Early rehabilitation will help to prevent chronic pain and disability. Passive modalities include the application of heat, ice, electrical stimulation, massage, myofascial release, and traction. Passive modalities are often used to decrease inflammation or pain and to facilitate participation in an active rehabilitation program, which involves strengthening and stretching. Use of modalities with no more active program is usually inappropriate.
Active therapy refers to healing exercises that are directed at improving the patient’s strength, endurance, flexibility, posture, and body mechanics. The goal is to get community fitness program or an independent house program at the conclusion of formal therapy. The treatment prescription is recommended 3 times per week.
Scientific evidence for the physiotherapeutic management of whiplash is sparse. An active strategy is recommended to enhance functions, and prevent further injury.

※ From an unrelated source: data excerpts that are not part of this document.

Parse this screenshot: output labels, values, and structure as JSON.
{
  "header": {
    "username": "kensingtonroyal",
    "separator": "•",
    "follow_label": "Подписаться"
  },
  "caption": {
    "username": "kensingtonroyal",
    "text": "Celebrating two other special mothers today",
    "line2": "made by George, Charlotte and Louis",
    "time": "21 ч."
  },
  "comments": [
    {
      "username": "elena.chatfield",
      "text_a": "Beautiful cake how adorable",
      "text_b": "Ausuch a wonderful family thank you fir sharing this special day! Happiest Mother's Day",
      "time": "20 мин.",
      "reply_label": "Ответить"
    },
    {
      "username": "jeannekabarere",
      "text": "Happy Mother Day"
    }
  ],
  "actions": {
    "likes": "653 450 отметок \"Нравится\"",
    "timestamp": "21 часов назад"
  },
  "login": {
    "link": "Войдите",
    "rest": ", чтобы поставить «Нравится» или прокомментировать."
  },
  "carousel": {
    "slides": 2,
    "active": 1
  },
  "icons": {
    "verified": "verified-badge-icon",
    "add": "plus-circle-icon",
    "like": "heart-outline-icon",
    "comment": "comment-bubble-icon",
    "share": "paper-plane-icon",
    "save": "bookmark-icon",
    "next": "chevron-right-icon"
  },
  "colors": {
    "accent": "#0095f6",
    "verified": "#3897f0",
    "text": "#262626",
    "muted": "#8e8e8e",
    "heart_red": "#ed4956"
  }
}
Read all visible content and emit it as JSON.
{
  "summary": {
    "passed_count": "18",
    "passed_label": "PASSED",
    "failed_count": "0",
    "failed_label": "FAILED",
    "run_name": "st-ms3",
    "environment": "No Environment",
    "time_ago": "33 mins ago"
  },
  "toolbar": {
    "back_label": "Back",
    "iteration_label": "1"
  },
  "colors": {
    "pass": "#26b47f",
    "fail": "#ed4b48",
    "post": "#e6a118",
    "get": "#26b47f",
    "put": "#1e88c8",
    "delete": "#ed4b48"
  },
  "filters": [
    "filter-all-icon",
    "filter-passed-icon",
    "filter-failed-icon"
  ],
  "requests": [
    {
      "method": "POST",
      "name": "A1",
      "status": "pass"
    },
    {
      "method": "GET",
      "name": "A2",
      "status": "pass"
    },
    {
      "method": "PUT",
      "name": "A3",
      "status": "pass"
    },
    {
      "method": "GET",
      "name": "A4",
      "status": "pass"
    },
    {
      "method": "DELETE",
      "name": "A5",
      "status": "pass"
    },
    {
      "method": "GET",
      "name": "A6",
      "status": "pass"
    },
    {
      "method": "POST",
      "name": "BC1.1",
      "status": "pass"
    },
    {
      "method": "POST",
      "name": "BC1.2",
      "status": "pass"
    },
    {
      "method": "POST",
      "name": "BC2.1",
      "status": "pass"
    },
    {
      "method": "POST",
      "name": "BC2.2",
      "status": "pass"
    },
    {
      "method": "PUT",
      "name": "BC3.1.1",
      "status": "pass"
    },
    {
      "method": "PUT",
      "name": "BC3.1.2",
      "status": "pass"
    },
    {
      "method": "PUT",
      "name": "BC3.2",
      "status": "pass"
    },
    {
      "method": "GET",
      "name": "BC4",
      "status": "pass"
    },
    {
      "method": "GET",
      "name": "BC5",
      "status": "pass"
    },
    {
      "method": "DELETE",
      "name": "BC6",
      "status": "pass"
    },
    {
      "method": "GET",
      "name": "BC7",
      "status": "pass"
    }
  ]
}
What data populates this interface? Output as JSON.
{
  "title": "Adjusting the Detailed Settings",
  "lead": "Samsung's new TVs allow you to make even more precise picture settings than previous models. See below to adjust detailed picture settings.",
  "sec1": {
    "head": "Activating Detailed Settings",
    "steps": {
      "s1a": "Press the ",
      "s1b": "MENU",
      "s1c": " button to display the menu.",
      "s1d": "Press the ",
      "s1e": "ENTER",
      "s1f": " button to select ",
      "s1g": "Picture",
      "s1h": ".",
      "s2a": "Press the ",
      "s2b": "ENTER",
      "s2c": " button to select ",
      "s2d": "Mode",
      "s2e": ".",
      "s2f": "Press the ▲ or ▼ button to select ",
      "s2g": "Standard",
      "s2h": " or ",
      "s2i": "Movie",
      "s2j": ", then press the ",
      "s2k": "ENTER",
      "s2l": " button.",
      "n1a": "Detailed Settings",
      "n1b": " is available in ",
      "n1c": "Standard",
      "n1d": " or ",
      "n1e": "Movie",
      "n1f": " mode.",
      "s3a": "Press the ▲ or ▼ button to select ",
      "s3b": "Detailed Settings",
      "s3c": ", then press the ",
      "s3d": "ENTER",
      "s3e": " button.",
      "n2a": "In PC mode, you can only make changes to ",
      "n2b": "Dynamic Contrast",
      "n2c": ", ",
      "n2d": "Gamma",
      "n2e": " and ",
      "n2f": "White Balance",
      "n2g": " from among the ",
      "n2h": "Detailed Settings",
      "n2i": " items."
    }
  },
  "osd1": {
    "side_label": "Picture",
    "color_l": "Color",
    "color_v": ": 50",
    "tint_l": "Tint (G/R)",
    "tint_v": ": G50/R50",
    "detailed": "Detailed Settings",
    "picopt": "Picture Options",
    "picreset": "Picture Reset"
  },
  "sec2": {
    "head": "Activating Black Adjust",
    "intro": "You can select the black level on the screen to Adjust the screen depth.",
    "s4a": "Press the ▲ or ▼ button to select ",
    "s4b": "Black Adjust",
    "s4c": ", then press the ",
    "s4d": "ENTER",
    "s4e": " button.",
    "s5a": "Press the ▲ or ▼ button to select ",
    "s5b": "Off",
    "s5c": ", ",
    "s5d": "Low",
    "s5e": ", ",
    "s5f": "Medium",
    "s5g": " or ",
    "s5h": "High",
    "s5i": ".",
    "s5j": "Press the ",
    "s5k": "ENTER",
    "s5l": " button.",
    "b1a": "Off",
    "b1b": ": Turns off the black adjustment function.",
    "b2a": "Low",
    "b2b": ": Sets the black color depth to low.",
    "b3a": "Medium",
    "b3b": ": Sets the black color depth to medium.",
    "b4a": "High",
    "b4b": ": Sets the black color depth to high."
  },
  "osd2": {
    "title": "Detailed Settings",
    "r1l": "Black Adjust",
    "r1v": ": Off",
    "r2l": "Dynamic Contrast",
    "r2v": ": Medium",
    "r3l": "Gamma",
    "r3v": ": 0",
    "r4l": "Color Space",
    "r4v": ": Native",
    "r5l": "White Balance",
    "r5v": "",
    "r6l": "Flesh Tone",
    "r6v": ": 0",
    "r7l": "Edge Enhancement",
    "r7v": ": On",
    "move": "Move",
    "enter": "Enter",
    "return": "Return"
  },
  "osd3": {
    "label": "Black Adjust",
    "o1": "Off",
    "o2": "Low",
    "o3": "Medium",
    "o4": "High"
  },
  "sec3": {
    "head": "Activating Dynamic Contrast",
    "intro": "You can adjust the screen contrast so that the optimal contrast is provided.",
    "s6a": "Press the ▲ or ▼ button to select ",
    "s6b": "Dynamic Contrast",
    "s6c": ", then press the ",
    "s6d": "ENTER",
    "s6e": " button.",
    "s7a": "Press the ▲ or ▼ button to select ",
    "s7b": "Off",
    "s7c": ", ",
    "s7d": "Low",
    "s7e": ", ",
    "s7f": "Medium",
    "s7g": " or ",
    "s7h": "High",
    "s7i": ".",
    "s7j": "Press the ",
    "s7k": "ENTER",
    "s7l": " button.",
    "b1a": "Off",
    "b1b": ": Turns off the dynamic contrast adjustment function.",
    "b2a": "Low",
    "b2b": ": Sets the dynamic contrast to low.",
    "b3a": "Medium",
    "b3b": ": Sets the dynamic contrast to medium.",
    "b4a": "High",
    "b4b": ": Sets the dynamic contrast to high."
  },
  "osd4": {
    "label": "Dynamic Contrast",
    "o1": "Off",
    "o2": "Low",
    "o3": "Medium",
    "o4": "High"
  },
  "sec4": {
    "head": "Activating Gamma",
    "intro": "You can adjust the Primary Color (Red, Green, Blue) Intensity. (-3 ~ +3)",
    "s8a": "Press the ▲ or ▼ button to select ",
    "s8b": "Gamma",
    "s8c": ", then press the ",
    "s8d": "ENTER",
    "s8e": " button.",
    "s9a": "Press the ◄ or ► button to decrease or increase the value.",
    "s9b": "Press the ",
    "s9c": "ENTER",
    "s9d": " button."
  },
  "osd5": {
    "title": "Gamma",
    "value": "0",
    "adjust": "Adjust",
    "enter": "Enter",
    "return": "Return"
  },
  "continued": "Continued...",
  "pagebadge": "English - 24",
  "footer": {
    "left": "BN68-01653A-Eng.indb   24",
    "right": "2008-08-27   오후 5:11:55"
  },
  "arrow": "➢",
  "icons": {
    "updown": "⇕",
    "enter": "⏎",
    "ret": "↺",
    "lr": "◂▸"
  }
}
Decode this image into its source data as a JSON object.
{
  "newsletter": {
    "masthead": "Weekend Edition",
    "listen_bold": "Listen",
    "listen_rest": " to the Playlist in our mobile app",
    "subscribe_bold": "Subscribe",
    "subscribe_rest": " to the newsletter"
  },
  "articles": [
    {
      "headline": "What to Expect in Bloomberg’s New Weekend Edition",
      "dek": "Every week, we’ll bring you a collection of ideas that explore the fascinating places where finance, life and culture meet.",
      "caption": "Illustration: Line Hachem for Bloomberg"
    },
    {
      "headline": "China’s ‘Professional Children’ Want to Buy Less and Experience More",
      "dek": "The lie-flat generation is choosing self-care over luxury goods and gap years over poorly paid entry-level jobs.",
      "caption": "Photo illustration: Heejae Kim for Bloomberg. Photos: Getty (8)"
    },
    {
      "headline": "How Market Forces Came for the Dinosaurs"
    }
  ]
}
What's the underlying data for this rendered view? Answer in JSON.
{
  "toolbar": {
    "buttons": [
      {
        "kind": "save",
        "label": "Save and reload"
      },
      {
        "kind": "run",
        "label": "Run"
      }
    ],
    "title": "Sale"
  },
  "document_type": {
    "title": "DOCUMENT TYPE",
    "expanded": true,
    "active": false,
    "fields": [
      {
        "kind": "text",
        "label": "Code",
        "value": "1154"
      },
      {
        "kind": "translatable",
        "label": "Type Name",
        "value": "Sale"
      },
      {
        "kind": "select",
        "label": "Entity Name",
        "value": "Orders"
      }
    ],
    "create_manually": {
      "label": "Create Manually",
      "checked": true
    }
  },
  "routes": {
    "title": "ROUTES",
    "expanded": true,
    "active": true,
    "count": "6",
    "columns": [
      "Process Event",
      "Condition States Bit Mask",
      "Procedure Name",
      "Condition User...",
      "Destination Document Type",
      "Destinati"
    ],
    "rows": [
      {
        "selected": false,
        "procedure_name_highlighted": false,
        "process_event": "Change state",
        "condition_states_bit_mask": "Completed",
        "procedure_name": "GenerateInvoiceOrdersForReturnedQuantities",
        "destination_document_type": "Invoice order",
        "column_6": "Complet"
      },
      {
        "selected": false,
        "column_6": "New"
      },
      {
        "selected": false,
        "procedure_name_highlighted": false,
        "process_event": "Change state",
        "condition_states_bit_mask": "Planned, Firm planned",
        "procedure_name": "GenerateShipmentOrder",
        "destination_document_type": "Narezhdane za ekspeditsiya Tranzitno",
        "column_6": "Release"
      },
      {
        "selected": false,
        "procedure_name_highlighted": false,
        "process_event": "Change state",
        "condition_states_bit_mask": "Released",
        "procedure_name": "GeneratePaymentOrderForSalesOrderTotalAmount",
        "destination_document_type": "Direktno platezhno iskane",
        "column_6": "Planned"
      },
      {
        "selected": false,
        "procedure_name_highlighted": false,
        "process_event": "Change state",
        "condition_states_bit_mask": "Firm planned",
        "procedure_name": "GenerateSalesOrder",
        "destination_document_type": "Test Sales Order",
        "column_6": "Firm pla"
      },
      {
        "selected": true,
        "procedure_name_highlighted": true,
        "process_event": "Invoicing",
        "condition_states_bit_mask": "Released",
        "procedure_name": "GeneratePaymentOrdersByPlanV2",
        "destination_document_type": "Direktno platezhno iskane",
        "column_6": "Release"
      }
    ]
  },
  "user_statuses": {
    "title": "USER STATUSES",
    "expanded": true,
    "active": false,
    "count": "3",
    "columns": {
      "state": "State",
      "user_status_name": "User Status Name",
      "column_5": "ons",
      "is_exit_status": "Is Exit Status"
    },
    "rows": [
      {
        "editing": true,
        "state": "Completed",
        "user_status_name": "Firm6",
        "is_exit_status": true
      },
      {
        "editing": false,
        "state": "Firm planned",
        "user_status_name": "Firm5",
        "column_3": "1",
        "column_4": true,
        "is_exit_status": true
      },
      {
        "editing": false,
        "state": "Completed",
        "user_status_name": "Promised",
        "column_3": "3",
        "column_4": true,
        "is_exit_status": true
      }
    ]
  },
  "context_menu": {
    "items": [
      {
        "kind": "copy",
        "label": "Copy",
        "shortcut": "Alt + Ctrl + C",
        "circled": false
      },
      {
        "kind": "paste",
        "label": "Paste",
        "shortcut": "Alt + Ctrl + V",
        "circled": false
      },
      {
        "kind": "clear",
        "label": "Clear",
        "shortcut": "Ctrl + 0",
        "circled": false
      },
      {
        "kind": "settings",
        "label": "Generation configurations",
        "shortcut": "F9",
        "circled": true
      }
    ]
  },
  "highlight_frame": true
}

In patients with whiplash-associated disorders caused by an automobile accident, treatment with often repeated active submaximal movements combined with mechanical diagnosis and other treatment methods is more effective in reducing pain than a standard program of initial rest, use of a soft collar, and gradual self-mobilization.
In patients with whiplash-associated disorders, active intervention is more effective than standard intervention in reducing pain intensity and sick leave, as well as at retaining or regaining total ROM.
Appropriately trained caregivers may start and encourage active intervention, that is, often repeated, active cervical rotation, which may be followed, if needed, by assessment and intervention, according to the McKenzie protocol. Strength and endurance training for 12 months are effective for decreasing disability and pain in women with nonspecific neck pain. Fitness and stretching training are advised for patients with chronic neck pain, but stretching and aerobic exercising alone are less effective than strength training.
Specific neck exercises to the management of chronic neck pain, including active activation of the deep neck muscles and dynamic strengthening, may significantly improve disability scores. Consistent evidence (in two randomized, controlled trials) supports mobilization as an effective, noninvasive intervention for acute whiplash-associated disorders.
A study by Treleaven et al suggested that neck-specific exercise led by a physiotherapist, using a behavioral approach included, is more effective in treating dizziness, as well as other symptoms, associated with chronic whiplash than neck-specific physiotherapist-led exercise without a behavioral strategy or general physical activity. The study included 140 patients, who were followed up for 12 months.
Using the same kinds of exercise as from the Treleaven study, Landén et al found that in terms of pain, self-rated functioning and disability, and self-efficacy, in people with chronic whiplash, neck-specific exercise with or without a behavioral approach was associated with significantly greater improvement than was general physical activity at 1-year follow-up, but not at 2 decades. The analysis included 216 patients.
In examining the costs and effects of two kinds of intervention after whiplash injuries in automobile collisions, active intervention utilizing physical therapy and treatment was found to be less expensive and more effective than short-term immobilization with a cervical collar followed by a slow self-exercise program taught by means of a leaflet.
Another study questioned the effectiveness of therapeutic interventions. The report found that 1 year after experiencing whiplash injury from an auto accident, or other incident, a strategy using immobilization, “act-as-usual,” or mobilization had a similar effect to the other 2 methods in terms of pain avoidance, disability, and work capacity.
Occupational therapy may be indicated unless a concurrent problem involves a distal upper-extremity function or ergonomic factors in causation. If biomechanical stresses of work activity are factors in the causation or exacerbation of the problem, a workstation ergonomic evaluation may be indicated.
The degree of neck pain or disorder can be assessed by using standardized scales. A scale’s choice should be tailored according to evaluation’s goal and the target population. The Neck Disability Index is helpful for evaluating groups of individuals, and the Patient Specific Scale is a great tool for assessing individual patients.
The scope of our information is limited to chiropractic and spinal injuries and conditions. To discuss options on the subject matter, please feel free to ask Dr. Jimenez or contact us at 915-850-0900 .
By Dr. Alex Jimenez
Whiplash, among other automobile accident injuries, are frequently reported by victims of an auto collision, regardless of the severity and grade of the accident. The sheer force of an impact can cause damage or injury to the cervical spine, as well as to the rest of the spine. Whiplash is generally the result of an abrupt, back-and-forth jolt of the head and neck in any direction. Fortunately, a variety of treatments are available to treat automobile accident injuries.